The World of Steinberg
(4 of 8)
The artist who has had such a pervasive influence on the U.S. was born in Rumania, a fact he considers fortuitous. In 1914 it was "a corridor, a marginal place"—a palimpsest on which various neighbors and colonial powers (Russia, Hungary, Turkey) had left their traces. To this day, Steinberg confesses himself to be "culturally a born Levantine—my sort of country goes from the eastern outskirts of Milan all the way to Afghanistan."
He grew up in the Rumanian capital, Bucharest, then a city of about half a million people—the right size, neither cramped village nor crushing megalopolis. He spoke three tongues, Rumanian, French and "the secret language of my parents," Yiddish. "Childhood," he recalls, "was very strong. It stayed like a territory, like a nation. In my childhood the days were extremely long. I was high all the time without realizing it: extremely high on elementary things, like the luminosity of the day and the smell of everything — mud, earth, humidity; the delicious smells of cellars and mold; grocers' shops."

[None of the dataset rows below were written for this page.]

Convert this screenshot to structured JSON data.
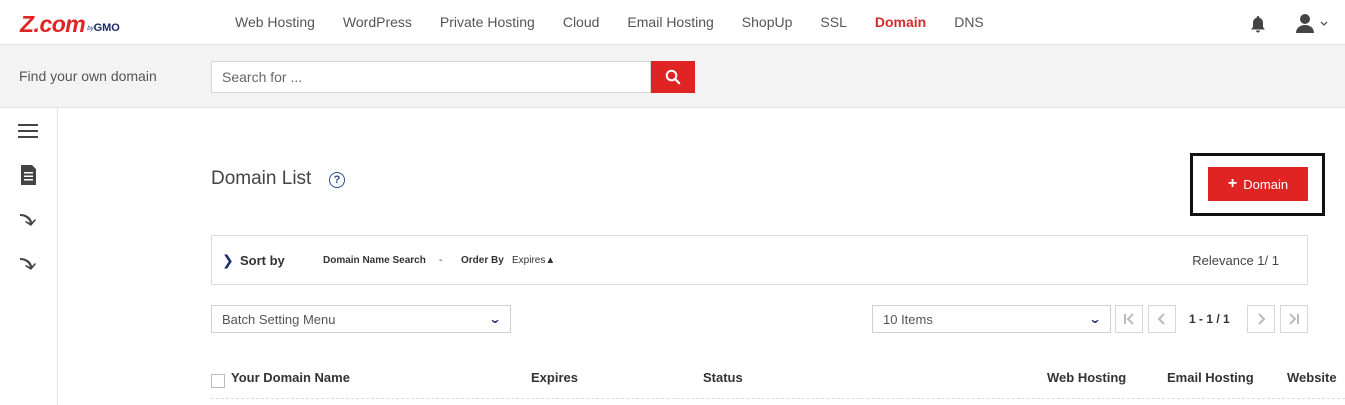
{
  "brand": {
    "logo_main": "Z.com",
    "logo_by": "by",
    "logo_gmo": "GMO"
  },
  "nav": {
    "items": [
      "Web Hosting",
      "WordPress",
      "Private Hosting",
      "Cloud",
      "Email Hosting",
      "ShopUp",
      "SSL",
      "Domain",
      "DNS"
    ],
    "active": "Domain"
  },
  "search": {
    "label": "Find your own domain",
    "placeholder": "Search for ..."
  },
  "main": {
    "title": "Domain List",
    "help": "?",
    "add_button": {
      "icon": "+",
      "label": "Domain"
    }
  },
  "sort": {
    "title": "Sort by",
    "domain_search_label": "Domain Name Search",
    "domain_search_value": "-",
    "order_label": "Order By",
    "order_value": "Expires▲",
    "relevance": "Relevance 1/ 1"
  },
  "batch_menu": {
    "selected": "Batch Setting Menu"
  },
  "items_select": {
    "selected": "10 Items"
  },
  "pagination": {
    "first": "|<",
    "prev": "<",
    "range": "1 - 1 / 1",
    "next": ">",
    "last": ">|"
  },
  "table": {
    "columns": [
      "Your Domain Name",
      "Expires",
      "Status",
      "Web Hosting",
      "Email Hosting",
      "Website"
    ]
  },
  "colors": {
    "brand_red": "#e02424",
    "brand_navy": "#1b2a6b",
    "nav_active": "#d12b2b"
  }
}
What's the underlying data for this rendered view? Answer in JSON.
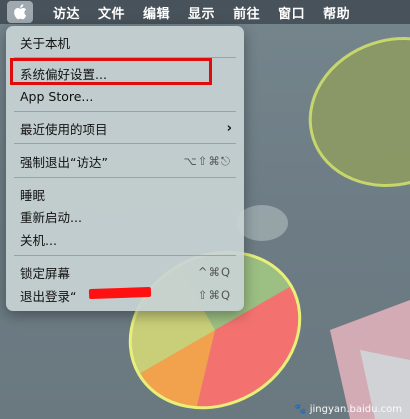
{
  "menubar": {
    "apple_icon": "apple-logo-icon",
    "items": [
      {
        "label": "访达"
      },
      {
        "label": "文件"
      },
      {
        "label": "编辑"
      },
      {
        "label": "显示"
      },
      {
        "label": "前往"
      },
      {
        "label": "窗口"
      },
      {
        "label": "帮助"
      }
    ]
  },
  "apple_menu": {
    "items": [
      {
        "label": "关于本机",
        "shortcut": ""
      },
      {
        "label": "系统偏好设置...",
        "shortcut": ""
      },
      {
        "label": "App Store...",
        "shortcut": ""
      },
      {
        "label": "最近使用的项目",
        "shortcut": "",
        "submenu": true
      },
      {
        "label": "强制退出“访达”",
        "shortcut": "⌥⇧⌘⎋"
      },
      {
        "label": "睡眠",
        "shortcut": ""
      },
      {
        "label": "重新启动...",
        "shortcut": ""
      },
      {
        "label": "关机...",
        "shortcut": ""
      },
      {
        "label": "锁定屏幕",
        "shortcut": "^⌘Q"
      },
      {
        "label": "退出登录“",
        "shortcut": "⇧⌘Q"
      }
    ],
    "highlight_color": "#e20b0b"
  },
  "watermark": {
    "text": "jingyan.baidu.com"
  }
}
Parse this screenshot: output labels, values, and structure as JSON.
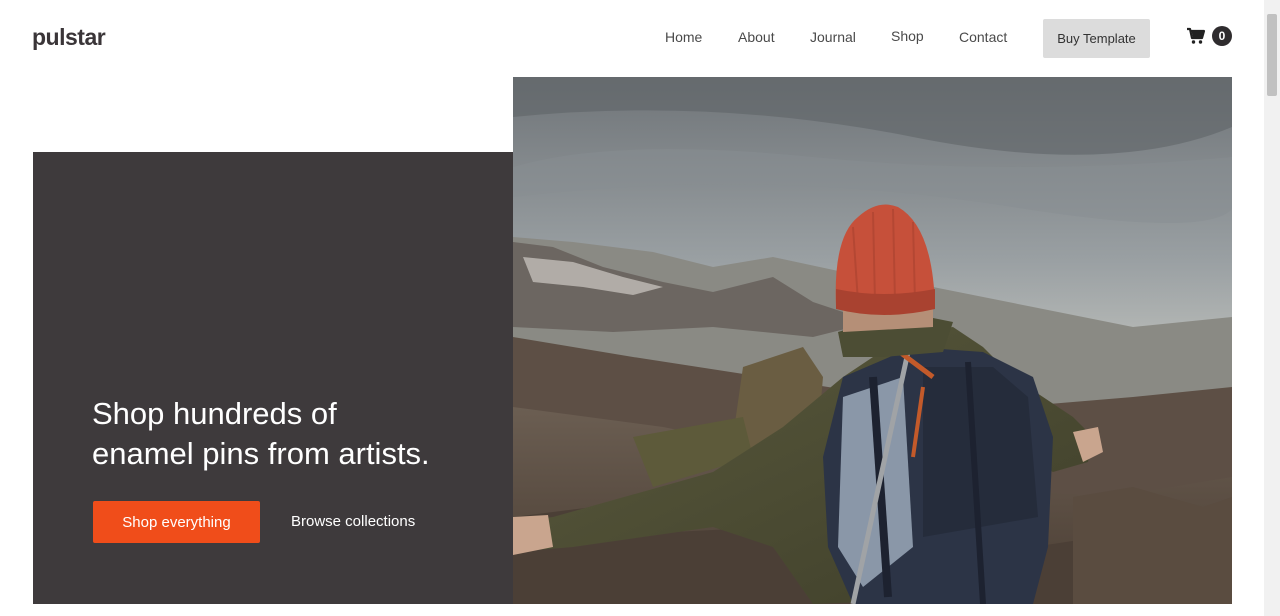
{
  "brand": {
    "logo_text": "pulstar"
  },
  "nav": {
    "items": [
      {
        "label": "Home"
      },
      {
        "label": "About"
      },
      {
        "label": "Journal"
      },
      {
        "label": "Shop"
      },
      {
        "label": "Contact"
      }
    ],
    "buy_label": "Buy Template"
  },
  "cart": {
    "icon": "cart-icon",
    "count": "0"
  },
  "hero": {
    "title_line1": "Shop hundreds of",
    "title_line2": "enamel pins from artists.",
    "primary_cta": "Shop everything",
    "secondary_cta": "Browse collections",
    "image_subject": "hiker-with-backpack-mountains",
    "panel_color": "#3e3a3c",
    "accent_color": "#f04d1a"
  }
}
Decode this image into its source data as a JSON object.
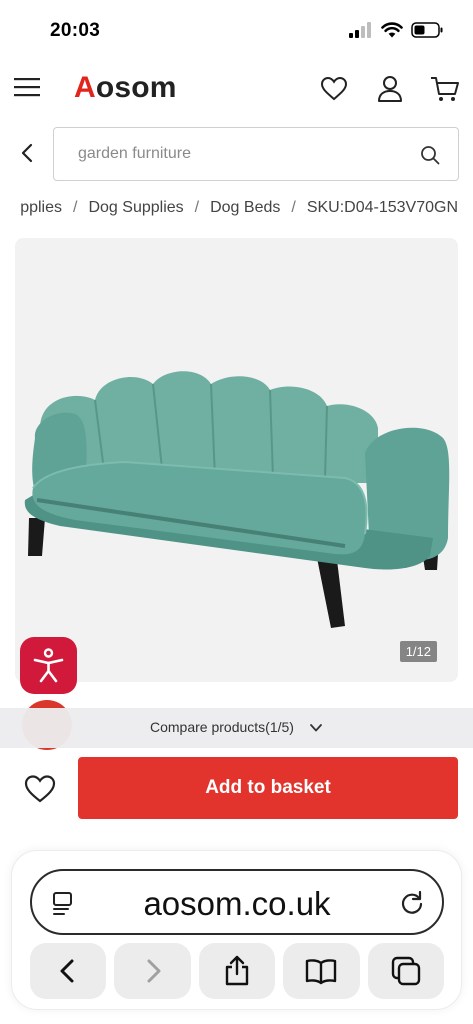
{
  "status": {
    "time": "20:03"
  },
  "header": {
    "logo_first": "A",
    "logo_rest": "osom"
  },
  "search": {
    "placeholder": "garden furniture"
  },
  "breadcrumb": {
    "items": [
      "pplies",
      "Dog Supplies",
      "Dog Beds",
      "SKU:D04-153V70GN"
    ],
    "separator": "/"
  },
  "product": {
    "image_counter": "1/12",
    "image_subject": "teal velvet scallop-back pet sofa with black legs",
    "colors": {
      "sofa": "#5fa396"
    }
  },
  "compare": {
    "label": "Compare products(1/5)"
  },
  "actions": {
    "add_to_basket": "Add to basket"
  },
  "browser": {
    "url": "aosom.co.uk"
  },
  "colors": {
    "brand": "#e1251b",
    "button": "#e3332d",
    "accessibility": "#d11a3b"
  }
}
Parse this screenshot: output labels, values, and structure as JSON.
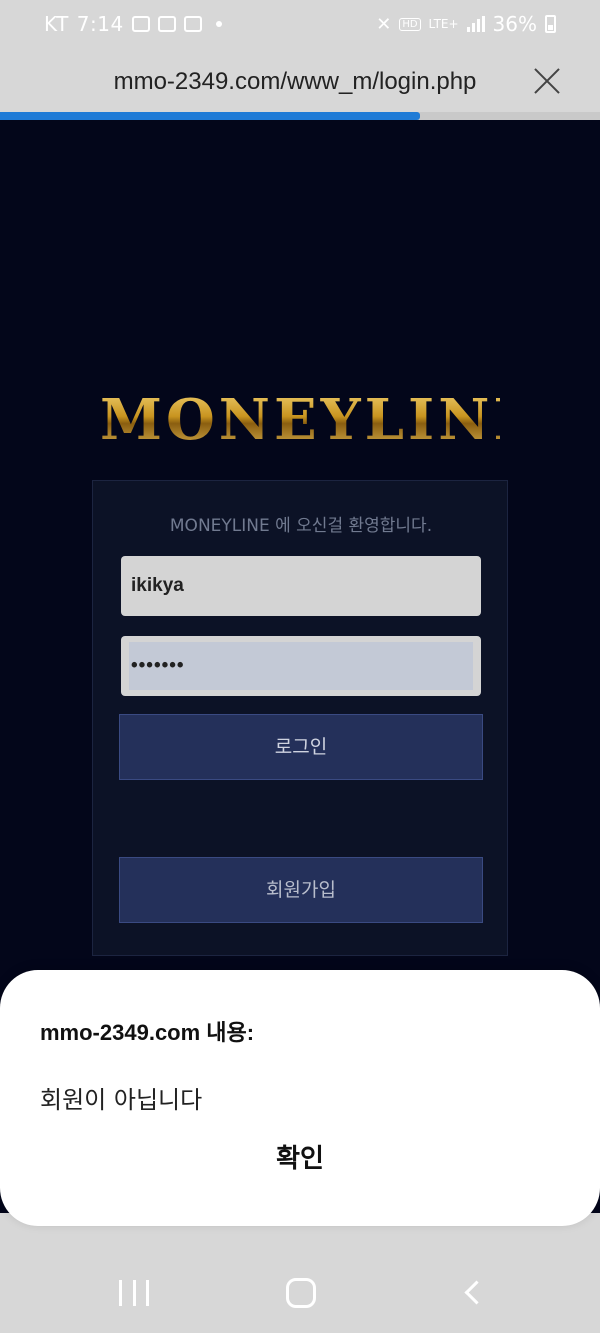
{
  "status_bar": {
    "carrier": "KT",
    "time": "7:14",
    "battery": "36%",
    "network": "LTE+",
    "hd": "HD",
    "icons": [
      "gallery-icon",
      "message-icon",
      "vpn-icon",
      "mute-icon",
      "signal-icon",
      "battery-icon"
    ]
  },
  "browser": {
    "url": "mmo-2349.com/www_m/login.php",
    "load_progress": 0.7,
    "progress_color": "#1f7bd6"
  },
  "page": {
    "logo": "MONEYLINE",
    "logo_color": "#d6a93a",
    "welcome": "MONEYLINE 에 오신걸 환영합니다.",
    "username_value": "ikikya",
    "password_value": "•••••••",
    "login_label": "로그인",
    "signup_label": "회원가입",
    "background_color": "#03061a"
  },
  "dialog": {
    "title": "mmo-2349.com 내용:",
    "message": "회원이 아닙니다",
    "ok_label": "확인"
  }
}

His father Moritz was a printer, bookbinder and boxmaker. The infant Saul had the run of his workshop, which was filled with embossed paper, stamps, colored cardboard, reproductions of "museum" madonnas (literally, chocolate-box art) and type blocks. These were his toys. "I had from the beginning the large wooden type used for posters; so if later I made, for instance, a drawing of a man holding up a question mark by the ball, it's not such a great invention—it was something known to me." And so letters presented themselves to Steinberg as things, and "I have always had a theory that things represent themselves. The nature of the question mark is questionable; you always wonder how come the upper part of the question mark is always passively following the ball, whereas the top half of an exclamation point is so rigid, so arrogant and egotistical."
In adolescence he felt rather a misfit, as gifted children do. He went to high school in Bucharest — a school photo shows him at twelve, the liquid gray eyes and budding prow of a nose beneath a military cap — but, as Stein berg remembers it, "my education, my reassurance, my comportment came out of reading literature. I found my real world, and my real friends, in books." At ten, "much too early," he read Maxim Gorky; by twelve, he was devouring Crime and Punishment; from France, there were heavy doses of Jules Verne, Emile Zola and Anatole France, "whose boulevardier quality was amazing to me."